Waiting and Giving

As some readers may well know, tomorrow (November 22nd), marks the yearly American tradition of Thanksgiving. While many myths surround the holiday, its first celebration was believed to be a time for the colonists to "thank God for allowing them to survive a harsh winter in the New World." At times, presidents have altered the holiday's meaning slightly by focusing on the pressing matters of the time in their yearly Thanksgiving proclamations. In 2005, without making specific mention of 'New Orleans' or 'Hurricane Katrina' president George W. Bush briefly mentioned those "affected by the destruction of natural disasters." While anthropologist Neil Smith has deftly critiqued the myth of natural disasters and many debate whether Katrina should be categorized as a genocide, the contemporary art community has been less reticent than the commander-in-chief to address New Orleans today. Digital artist Paul Chan recently completed his two-week production, Waiting for Godot in New Orleans.
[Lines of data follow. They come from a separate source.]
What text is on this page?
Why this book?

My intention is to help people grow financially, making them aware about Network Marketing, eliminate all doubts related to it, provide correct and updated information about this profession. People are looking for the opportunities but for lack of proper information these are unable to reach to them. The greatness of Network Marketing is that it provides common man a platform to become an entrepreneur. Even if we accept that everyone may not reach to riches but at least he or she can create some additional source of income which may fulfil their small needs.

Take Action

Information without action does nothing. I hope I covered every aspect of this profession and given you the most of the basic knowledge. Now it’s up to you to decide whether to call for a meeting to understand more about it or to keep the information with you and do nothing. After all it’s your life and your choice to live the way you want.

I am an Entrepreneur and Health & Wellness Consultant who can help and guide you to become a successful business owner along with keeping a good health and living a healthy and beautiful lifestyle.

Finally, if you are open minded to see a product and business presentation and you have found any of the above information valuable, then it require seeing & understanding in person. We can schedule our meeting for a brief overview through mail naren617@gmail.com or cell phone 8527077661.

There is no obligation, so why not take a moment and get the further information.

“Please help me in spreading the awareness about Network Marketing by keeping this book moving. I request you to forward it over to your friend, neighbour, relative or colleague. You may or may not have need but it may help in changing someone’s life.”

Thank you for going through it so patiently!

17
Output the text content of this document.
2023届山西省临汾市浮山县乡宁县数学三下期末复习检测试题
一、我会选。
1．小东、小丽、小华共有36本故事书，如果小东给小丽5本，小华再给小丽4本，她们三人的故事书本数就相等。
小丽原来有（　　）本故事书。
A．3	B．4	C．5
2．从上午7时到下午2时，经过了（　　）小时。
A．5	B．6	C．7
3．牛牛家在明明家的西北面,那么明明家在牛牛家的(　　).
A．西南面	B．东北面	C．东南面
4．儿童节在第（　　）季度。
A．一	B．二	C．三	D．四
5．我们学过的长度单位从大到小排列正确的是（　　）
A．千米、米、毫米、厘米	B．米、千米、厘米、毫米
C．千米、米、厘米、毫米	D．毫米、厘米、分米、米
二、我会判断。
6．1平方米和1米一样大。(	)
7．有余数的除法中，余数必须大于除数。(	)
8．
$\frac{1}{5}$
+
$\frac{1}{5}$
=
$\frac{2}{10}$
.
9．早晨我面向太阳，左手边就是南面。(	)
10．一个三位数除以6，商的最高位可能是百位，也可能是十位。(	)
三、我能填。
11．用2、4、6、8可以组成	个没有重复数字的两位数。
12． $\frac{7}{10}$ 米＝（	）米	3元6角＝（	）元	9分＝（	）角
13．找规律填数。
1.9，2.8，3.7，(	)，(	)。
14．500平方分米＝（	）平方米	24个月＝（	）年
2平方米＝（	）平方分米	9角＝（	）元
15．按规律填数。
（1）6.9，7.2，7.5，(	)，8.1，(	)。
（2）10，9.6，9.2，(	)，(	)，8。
Organized by Creative Time and curated by Nato Thompson, the project was deeply embedded within the local community from start to finish. Former New Museum Curator Dan Cameron has also recently launched Prospect.1 New Orleans, the largest contemporary art biennial in the US, wich will be held throughout the city and will be open until January 18, 2008. The project is intended "to help reinvigorate New Orleans following the human, civic, and economic devastation left by Katrina." In the wake of such a disaster, a harsh winter is a negligible if not antiquated crisis to survive.